Competitive Orders in Altermagnetic Chiral Magnons

Abstract

The magnons in altermagnets exhibit chiral splitting even in the absence of spin-orbit coupling and external magnetic fields. Typically, this chiral splitting behavior can be well described by alternating isotropic spin exchanges (ISE) near the zero temperature. However, its finite-temperature dynamics, particularly when incorporating spin-orbit coupling effects, remains elusive. In this study, we reveal that, when including magnon-magnon interactions, long-range anisotropic spin exchange (ASE) can also induce chiral splitting of magnons at a finite temperature. Crucially, the chiral splitting induced by ASE competes with that arising from ISE, leading to a pronounced temperature-dependent modulation of the altermagnetic chiral splitting. Moreover, this competition is intimately connected to spin fluctuations, and can reverse the spin current driven by the band splitting as temperature increases.
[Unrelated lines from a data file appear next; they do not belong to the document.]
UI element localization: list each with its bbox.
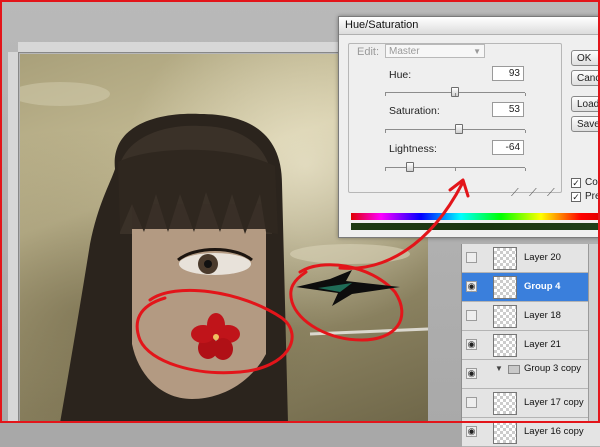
saturation-label: Saturation: [389,105,440,117]
slider-tick [525,168,526,171]
folder-icon [508,365,520,374]
dialog-title[interactable]: Hue/Saturation [339,17,600,35]
layer-name: Layer 17 copy [524,397,584,408]
layer-thumbnail [493,392,517,415]
layer-row[interactable]: Layer 17 copy [462,389,600,418]
vertical-ruler[interactable] [8,52,19,423]
saturation-slider-thumb[interactable] [455,124,464,134]
eye-icon[interactable]: ◉ [466,426,477,437]
layer-name: Group 3 copy [524,363,582,374]
slider-tick [455,93,456,96]
layer-row[interactable]: ◉ ▼ Group 3 copy [462,360,600,389]
slider-tick [385,93,386,96]
layer-thumbnail [493,305,517,328]
layer-thumbnail [493,334,517,357]
chevron-down-icon: ▼ [473,47,481,56]
eye-icon[interactable]: ◉ [466,339,477,350]
edit-channel-select[interactable]: Master ▼ [385,44,485,58]
preview-label: Preview [585,191,600,202]
layer-row[interactable]: ◉ Group 4 [462,273,600,302]
layer-name: Layer 20 [524,252,561,263]
slider-tick [525,130,526,133]
eyedropper-plus-icon[interactable]: ⟋ [529,187,539,199]
lightness-value-field[interactable]: -64 [492,140,524,155]
colorize-checkbox[interactable]: ✓ [571,178,581,188]
layer-name: Layer 18 [524,310,561,321]
colorize-label: Colorize [585,177,600,188]
edit-label: Edit: [357,46,380,58]
eyedropper-minus-icon[interactable]: ⟋ [547,187,557,199]
layers-panel: Layer 20 ◉ Group 4 Layer 18 ◉ Layer 21 ◉ ▼ Group… [461,244,600,447]
layer-row[interactable]: ◉ Layer 21 [462,331,600,360]
slider-tick [385,130,386,133]
layers-scrollbar[interactable] [588,244,600,423]
lightness-slider-thumb[interactable] [406,162,415,172]
layer-row[interactable]: Layer 18 [462,302,600,331]
layer-thumbnail [493,247,517,270]
ok-button[interactable]: OK [571,50,600,66]
layer-thumbnail [493,421,517,444]
eye-icon[interactable]: ◉ [466,368,477,379]
slider-tick [385,168,386,171]
visibility-toggle[interactable] [466,252,477,263]
layer-row[interactable]: Layer 20 [462,244,600,273]
visibility-toggle[interactable] [466,397,477,408]
preview-checkbox[interactable]: ✓ [571,192,581,202]
layer-thumbnail [493,276,517,299]
edit-channel-value: Master [389,46,420,57]
layer-name: Layer 16 copy [524,426,584,437]
saturation-value-field[interactable]: 53 [492,102,524,117]
lightness-label: Lightness: [389,143,437,155]
eyedropper-icon[interactable]: ⟋ [511,187,521,199]
slider-tick [455,130,456,133]
hue-label: Hue: [389,69,412,81]
cancel-button[interactable]: Cancel [571,70,600,86]
slider-tick [455,168,456,171]
input-color-spectrum [351,213,600,220]
hue-value-field[interactable]: 93 [492,66,524,81]
layer-name: Group 4 [524,281,561,292]
disclosure-triangle-icon[interactable]: ▼ [495,364,503,373]
output-color-spectrum [351,223,600,230]
slider-tick [525,93,526,96]
layer-name: Layer 21 [524,339,561,350]
save-button[interactable]: Save... [571,116,600,132]
layer-row[interactable]: ◉ Layer 16 copy [462,418,600,447]
visibility-toggle[interactable] [466,310,477,321]
load-button[interactable]: Load... [571,96,600,112]
hue-saturation-dialog[interactable]: Hue/Saturation Edit: Master ▼ Hue: 93 Sa… [338,16,600,238]
eye-icon[interactable]: ◉ [466,281,477,292]
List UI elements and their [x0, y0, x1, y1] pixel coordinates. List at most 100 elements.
Our work uncovers the intrinsic competition governing collective spin excitations in altermagnets, providing new insights into their finite-temperature dynamical behavior.

Figures (4)

• Figure 1: The illustration of the $d$-wave altermagnet on the square lattice. 2NN spin exchanges exhibit the $d$-wave behavior (${\cal J}^{+}_{2}$$\neq$${\cal J}^{-}_{2}$) due to the breaking ${\cal PT\tau}$ symmetry between opposite-spin sublattices.
• Figure 2: Magnon bands of the monolayer $d$-wave altermagnet at different temperatures. (a)(b) With only ISE : $\Delta_{\cal J}/{\cal J}_{1}$$=$$0.2$. (c)(d) With only ASE : ${\cal J}_{2z}/{\cal J}_{1}$$=$$0.6$. (e)(f) With both ISE : $\Delta_{\cal J}/{\cal J}_{1}$$=$$0.2$ and ASE : ${\cal J}_{2z}/{\cal J}_{1}$$=$$0.6$.
• Figure 3: Altermagnetic splitting of the $d$-wave altermagnet. (a)(c) Linear dependence of the order parameter $\phi$ on (a) ISE ($\Delta_{\cal J}/{\cal J}_{1}$) and (c) ASE (${\cal J}_{2z}/{\cal J}_{1}$) at a given temperature. (b)(d) Dependence of the linear coefficients for (b) ISE ($\Delta_{\cal E}/\Delta_{\cal J}$) and (d) ASE ($\Delta_{\cal E}/{\cal J}_{2z}$) on temperature $T$.
• Figure 4: (a) The dependence of the ISE/ASE ratio (${\cal J}_{2z}/\Delta_{\cal J}$) at which the altermagnetic gap vanishes completely on temperature $T$ and spin number $S$. (b) The dependence of thermal spin conductivity $\sigma$ on ratio ${\cal J}_{2z}/\Delta_{\cal J}$ and temperature $T$.